So war das nun mal mit Sammlungen, dachte Beaufort. Sie führten ein Eigenleben, waren in Bewegung, wuchsen, nahmen wieder ab, verstaubten, wurden verpackt, vergessen, wiederentdeckt, entstaubt, zogen um und schrieben ihre eigene Geschichte.
»Und was passiert mit den vielen anderen Präparaten in der Kegelbahn?«, fragte Anne.
»Die werden verrotten, wenn wir nicht bald eine Lösung finden. Ich kann Ihnen gar nicht sagen, wie sehr mich der Anblick dort schmerzt – die reinste Tristesse. Es ist mir unbegreiflich, wie die Hochschule diese Werte und das darin erhaltene Wissen einfach so verkommen lassen kann. Deshalb setze ich meine ganze Hoffnung in den neuen Kustos. Der muss dringend eine Lösung für das Problem finden.«
»Wen hätten Sie denn lieber gehabt: Dr. Schifferli oder Dr. Neudecker?«, schaltete Beaufort sich ein.

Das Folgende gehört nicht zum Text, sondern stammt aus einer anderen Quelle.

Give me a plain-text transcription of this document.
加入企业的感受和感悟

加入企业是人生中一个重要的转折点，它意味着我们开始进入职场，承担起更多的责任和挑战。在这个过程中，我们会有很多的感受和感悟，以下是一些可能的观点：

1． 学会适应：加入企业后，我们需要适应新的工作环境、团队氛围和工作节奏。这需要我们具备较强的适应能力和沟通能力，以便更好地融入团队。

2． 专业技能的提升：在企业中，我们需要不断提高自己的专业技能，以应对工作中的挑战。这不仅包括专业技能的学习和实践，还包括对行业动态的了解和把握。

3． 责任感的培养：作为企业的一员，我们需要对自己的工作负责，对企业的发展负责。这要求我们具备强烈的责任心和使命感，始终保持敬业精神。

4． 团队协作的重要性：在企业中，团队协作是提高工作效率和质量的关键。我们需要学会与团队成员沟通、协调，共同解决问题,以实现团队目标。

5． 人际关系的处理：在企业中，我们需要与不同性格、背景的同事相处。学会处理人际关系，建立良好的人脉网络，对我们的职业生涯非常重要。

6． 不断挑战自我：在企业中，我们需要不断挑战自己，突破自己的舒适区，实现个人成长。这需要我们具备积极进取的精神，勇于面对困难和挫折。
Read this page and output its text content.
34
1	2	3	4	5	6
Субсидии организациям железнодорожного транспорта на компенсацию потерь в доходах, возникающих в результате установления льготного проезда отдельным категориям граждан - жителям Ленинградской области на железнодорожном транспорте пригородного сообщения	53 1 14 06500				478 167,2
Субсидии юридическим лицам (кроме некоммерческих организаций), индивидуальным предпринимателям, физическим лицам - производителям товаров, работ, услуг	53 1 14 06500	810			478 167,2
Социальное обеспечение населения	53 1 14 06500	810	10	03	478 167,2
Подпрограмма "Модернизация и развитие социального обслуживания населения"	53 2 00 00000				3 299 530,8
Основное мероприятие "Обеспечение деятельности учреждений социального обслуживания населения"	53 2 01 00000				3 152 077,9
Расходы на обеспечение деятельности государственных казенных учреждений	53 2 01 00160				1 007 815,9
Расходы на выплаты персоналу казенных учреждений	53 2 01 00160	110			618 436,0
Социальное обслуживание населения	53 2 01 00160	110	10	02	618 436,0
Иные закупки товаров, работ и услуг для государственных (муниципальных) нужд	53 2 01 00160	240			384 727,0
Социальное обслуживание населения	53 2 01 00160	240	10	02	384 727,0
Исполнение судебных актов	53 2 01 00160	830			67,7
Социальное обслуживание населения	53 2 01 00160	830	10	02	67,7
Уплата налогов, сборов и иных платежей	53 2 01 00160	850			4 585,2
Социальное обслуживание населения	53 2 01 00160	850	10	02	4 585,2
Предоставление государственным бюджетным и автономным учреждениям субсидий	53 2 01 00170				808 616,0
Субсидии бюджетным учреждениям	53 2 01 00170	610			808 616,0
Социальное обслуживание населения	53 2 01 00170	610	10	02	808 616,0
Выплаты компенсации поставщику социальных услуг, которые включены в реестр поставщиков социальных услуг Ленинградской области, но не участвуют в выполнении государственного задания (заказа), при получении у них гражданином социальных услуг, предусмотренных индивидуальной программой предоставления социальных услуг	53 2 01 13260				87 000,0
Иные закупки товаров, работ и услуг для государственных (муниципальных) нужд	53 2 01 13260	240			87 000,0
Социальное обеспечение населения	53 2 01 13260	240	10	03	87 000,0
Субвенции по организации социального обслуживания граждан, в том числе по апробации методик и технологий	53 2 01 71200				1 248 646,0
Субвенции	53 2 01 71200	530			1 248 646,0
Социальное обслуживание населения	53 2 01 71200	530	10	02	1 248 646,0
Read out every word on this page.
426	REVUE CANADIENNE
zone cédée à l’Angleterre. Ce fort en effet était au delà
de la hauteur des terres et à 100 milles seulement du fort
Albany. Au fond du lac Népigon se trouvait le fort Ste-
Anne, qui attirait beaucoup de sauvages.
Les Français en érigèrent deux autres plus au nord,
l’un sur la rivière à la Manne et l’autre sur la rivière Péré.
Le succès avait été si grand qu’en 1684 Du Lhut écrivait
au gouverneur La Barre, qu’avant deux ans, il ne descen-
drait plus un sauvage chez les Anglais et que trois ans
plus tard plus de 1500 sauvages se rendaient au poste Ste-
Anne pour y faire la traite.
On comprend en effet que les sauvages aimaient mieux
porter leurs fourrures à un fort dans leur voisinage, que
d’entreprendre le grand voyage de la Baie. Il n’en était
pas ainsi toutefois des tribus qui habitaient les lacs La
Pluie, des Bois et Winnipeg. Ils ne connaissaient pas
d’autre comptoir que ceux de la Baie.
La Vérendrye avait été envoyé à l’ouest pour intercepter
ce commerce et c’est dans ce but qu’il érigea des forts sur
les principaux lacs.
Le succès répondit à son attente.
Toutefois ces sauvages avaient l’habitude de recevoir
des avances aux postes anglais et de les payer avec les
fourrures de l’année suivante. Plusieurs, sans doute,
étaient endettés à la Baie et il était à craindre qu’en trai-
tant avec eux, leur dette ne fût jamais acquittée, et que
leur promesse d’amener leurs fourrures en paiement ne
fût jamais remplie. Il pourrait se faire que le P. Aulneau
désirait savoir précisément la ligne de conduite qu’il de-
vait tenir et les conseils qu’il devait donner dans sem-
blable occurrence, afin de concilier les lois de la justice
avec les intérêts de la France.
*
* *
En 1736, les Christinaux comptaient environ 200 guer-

Adler schwieg und sah ihm prüfend in die Augen. »Würden Sie bitte für einen Moment die Aufnahme stoppen?«, bat er Anne höflich.
Sie ließ bereitwillig ihr Mikrofon sinken.
»Ich bevorzugte eindeutig Herrn Schifferli. Er war der Zoologie sehr zugetan, müssen Sie wissen, und hatte schon Pläne gemacht für eine neue Unterkunft in der ehemaligen Fledermausbeobachtungsstation. Frau Neudeckers Interesse liegt leider mehr bei den Medizinischen Sammlungen.« Und mehr zu sich als zu den beiden ergänzte er leise: »Es ist schon mysteriös, dass Tom ausgerechnet jetzt gestorben ist, so kurz vor der Stellenvergabe.«
»Wie meinen Sie das?«, fragte die Journalistin leise.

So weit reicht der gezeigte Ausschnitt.